Mrs. Catherine was pacing heavily through the room.

“What care I for the siller,” she exclaimed, sternly. “What is the siller to me, in comparison with the welfare of Isabel Balfour’s son? Doubtless, if all the rest is gone, there is no need for throwing away that with our eyes open; but what share in my thoughts, think you, has the miserable dirt of siller, when the fate of the lad that might have been of my own blood, is quivering in the balance? George Foreman, you are discreet and judicious, but the yellow mammon is overmuch in your mind. What is it to me that leave none after me – that am the last of my name?”

“I think we may depend on the last statement of that strange messenger – that Fitzherbert,” said Mr. Foreman, endeavoring gently to lower the excitement of his client, “that he came down to examine, and would have his report to make, before the transaction was finished. Your letter must reach Strathoran, Mrs. Catherine, before this fellow can return. Depend upon it, the immediate danger is averted. Mr. Sutherland has good sense and judgment: he must by this time have perceived the danger, and receded from it.”

Mrs. Catherine seated herself in gloomy silence.

“And if he has,” she said, after a long pause, “if he has saved himself for this moment, what then? He has sown the wind, and think you he can shun its harvest? What has he to trust to? principle, honor, good fame, the fear of God, the right regard to the judgment of his fellows which becomes every man – has he not thrown them all away? What is there then, to look to in his future, if it be not a drifting before every wind, a running in every stray path, a following of all things that have the false glitter upon them, whatsoever ill may be below? I am done with hope for the lad: there is nothing to guide him, nothing to restrain him. I must e’en take fear to my heart, and look this grief in the face.”

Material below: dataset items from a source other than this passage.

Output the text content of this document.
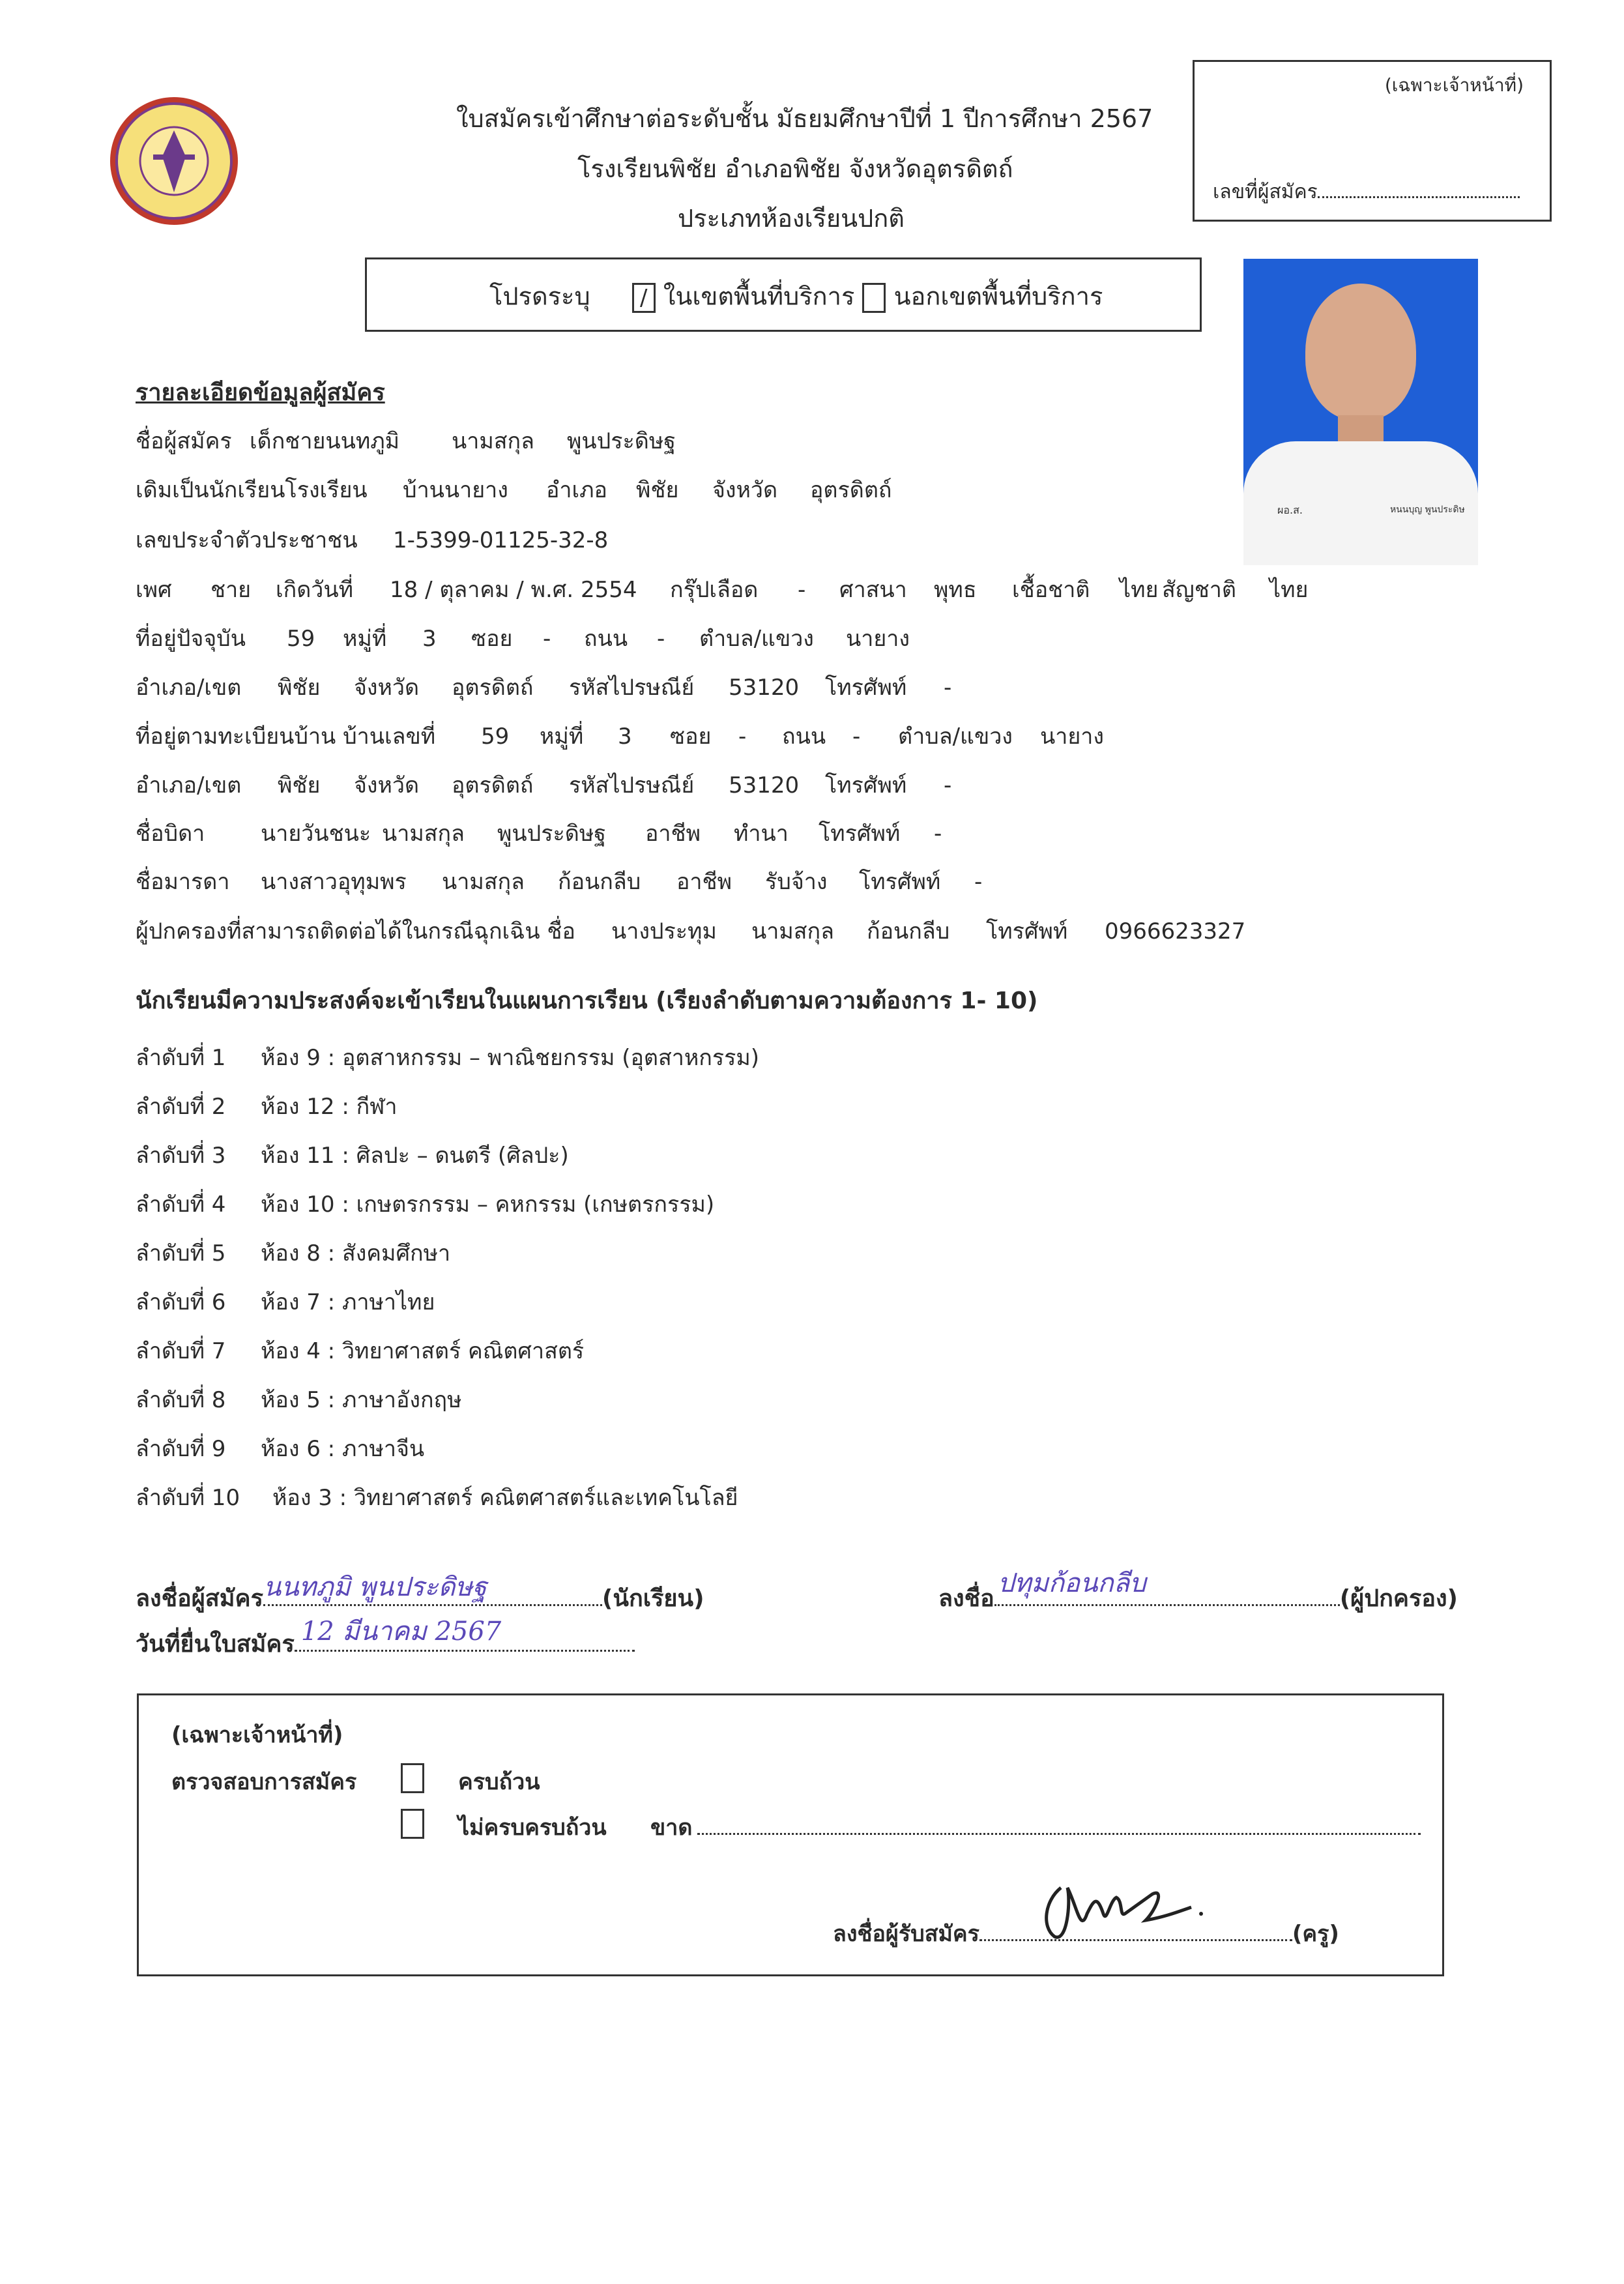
ใบสมัครเข้าศึกษาต่อระดับชั้น มัธยมศึกษาปีที่ 1 ปีการศึกษา 2567
โรงเรียนพิชัย อำเภอพิชัย จังหวัดอุตรดิตถ์
ประเภทห้องเรียนปกติ
(เฉพาะเจ้าหน้าที่)
เลขที่ผู้สมัคร
โปรดระบุ / ในเขตพื้นที่บริการ นอกเขตพื้นที่บริการ
ผอ.ส.	หนนบุญ พูนประดิษ
รายละเอียดข้อมูลผู้สมัคร
ชื่อผู้สมัคร เด็กชายนนทภูมิ นามสกุล พูนประดิษฐ
เดิมเป็นนักเรียนโรงเรียน บ้านนายาง อำเภอ พิชัย จังหวัด อุตรดิตถ์
เลขประจำตัวประชาชน 1-5399-01125-32-8
เพศ ชาย เกิดวันที่ 18 / ตุลาคม / พ.ศ. 2554 กรุ๊ปเลือด - ศาสนา พุทธ เชื้อชาติ ไทย สัญชาติ ไทย
ที่อยู่ปัจจุบัน 59 หมู่ที่ 3 ซอย - ถนน - ตำบล/แขวง นายาง
อำเภอ/เขต พิชัย จังหวัด อุตรดิตถ์ รหัสไปรษณีย์ 53120 โทรศัพท์ -
ที่อยู่ตามทะเบียนบ้าน บ้านเลขที่ 59 หมู่ที่ 3 ซอย - ถนน - ตำบล/แขวง นายาง
อำเภอ/เขต พิชัย จังหวัด อุตรดิตถ์ รหัสไปรษณีย์ 53120 โทรศัพท์ -
ชื่อบิดา	นายวันชนะ นามสกุล พูนประดิษฐ อาชีพ ทำนา โทรศัพท์ -
ชื่อมารดา นางสาวอุทุมพร นามสกุล ก้อนกลีบ อาชีพ รับจ้าง โทรศัพท์ -
ผู้ปกครองที่สามารถติดต่อได้ในกรณีฉุกเฉิน ชื่อ นางประทุม นามสกุล ก้อนกลีบ โทรศัพท์ 0966623327
นักเรียนมีความประสงค์จะเข้าเรียนในแผนการเรียน (เรียงลำดับตามความต้องการ 1- 10)
ลำดับที่ 1 ห้อง 9 : อุตสาหกรรม – พาณิชยกรรม (อุตสาหกรรม)
ลำดับที่ 2 ห้อง 12 : กีฬา
ลำดับที่ 3 ห้อง 11 : ศิลปะ – ดนตรี (ศิลปะ)
ลำดับที่ 4 ห้อง 10 : เกษตรกรรม – คหกรรม (เกษตรกรรม)
ลำดับที่ 5 ห้อง 8 : สังคมศึกษา
ลำดับที่ 6 ห้อง 7 : ภาษาไทย
ลำดับที่ 7 ห้อง 4 : วิทยาศาสตร์ คณิตศาสตร์
ลำดับที่ 8 ห้อง 5 : ภาษาอังกฤษ
ลำดับที่ 9 ห้อง 6 : ภาษาจีน
ลำดับที่ 10 ห้อง 3 : วิทยาศาสตร์ คณิตศาสตร์และเทคโนโลยี
ลงชื่อผู้สมัคร นนทภูมิ พูนประดิษฐ	(นักเรียน)	ลงชื่อ
ปทุมก้อนกลีบ
(ผู้ปกครอง)
วันที่ยื่นใบสมัคร 12 มีนาคม 2567
(เฉพาะเจ้าหน้าที่)
ตรวจสอบการสมัคร	ครบถ้วน
ไม่ครบครบถ้วน ขาด
ลงชื่อผู้รับสมัคร	(ครู)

“He is quite young,” said Mr. Foreman; “there is abundant time and room for hope, Mrs. Catherine. I feel assured we have erred on the side of fear. A shrewd lad, like Strathoran, surely could not be fascinated to his destruction, in society which can tolerate that man, Fitzherbert. Depend upon it, we have overrated the dangers; and that, by this time, Mr. Sutherland has taken warning, and withdrawn. A pretty counsellor I am, after all! – I should have sent Walter – coming here to advise you to withdraw your money, and now felicitating myself that it is given.”

Mrs. Catherine became more cheerful at last, before the kind-hearted Portoran writer took his departure, and admitted the chances in favor of his hopes. Archibald had been shrewd and sensible, and could not surely be so ruinously involved as to put his whole estate in peril; nevertheless, dreary visions, such as he had read in books of modern travel, of haggard gamesters risking their all upon a cast – staking wealth, and hope, and honor, in the desperate game, and marking its loss with the ghastly memento of blood, the hopeless death of the suicide – rose darkly before the lawyer’s eyes, as he rode home – home, to pleasant competence and unobtrusive refinement, and to a family of sound principle and cultivated intellect, in whose healthful upbringing and clear atmosphere fictitious excitement had no share.

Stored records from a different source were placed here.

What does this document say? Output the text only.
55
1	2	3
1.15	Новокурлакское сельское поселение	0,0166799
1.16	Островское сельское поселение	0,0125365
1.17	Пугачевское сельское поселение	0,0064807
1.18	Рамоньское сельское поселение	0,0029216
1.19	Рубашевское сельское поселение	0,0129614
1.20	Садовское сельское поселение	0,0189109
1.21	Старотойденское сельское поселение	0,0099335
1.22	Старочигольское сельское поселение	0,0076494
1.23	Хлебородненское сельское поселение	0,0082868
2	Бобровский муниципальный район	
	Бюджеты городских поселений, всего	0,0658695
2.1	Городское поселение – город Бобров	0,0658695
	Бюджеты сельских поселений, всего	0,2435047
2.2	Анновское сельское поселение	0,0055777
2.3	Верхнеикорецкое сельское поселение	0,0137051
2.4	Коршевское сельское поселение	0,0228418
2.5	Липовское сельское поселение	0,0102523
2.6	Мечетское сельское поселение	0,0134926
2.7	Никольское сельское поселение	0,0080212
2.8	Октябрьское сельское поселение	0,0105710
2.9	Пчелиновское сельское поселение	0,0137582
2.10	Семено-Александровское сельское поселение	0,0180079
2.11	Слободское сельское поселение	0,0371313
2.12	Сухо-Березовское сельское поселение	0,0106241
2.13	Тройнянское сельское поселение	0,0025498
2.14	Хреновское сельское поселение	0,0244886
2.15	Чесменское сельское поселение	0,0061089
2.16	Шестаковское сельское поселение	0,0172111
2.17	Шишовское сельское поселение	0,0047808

And Mrs. Catherine went up stairs, gravely, to her cheerful inner drawing-room, and looking on the youthful faces there – the peaceful household looks, suggesting anything rather than misery and crime – forgot her terrors for Isabel Balfour’s son, warm as her interest in him was.

Haggard, desolate, hopeless, with no roof which he could justly call his own to shelter him, and with a dreary blank before him, where the teeming dreams of a bright future were wont to be, Archibald Sutherland stood that night, in the strange alien country, a ruined man.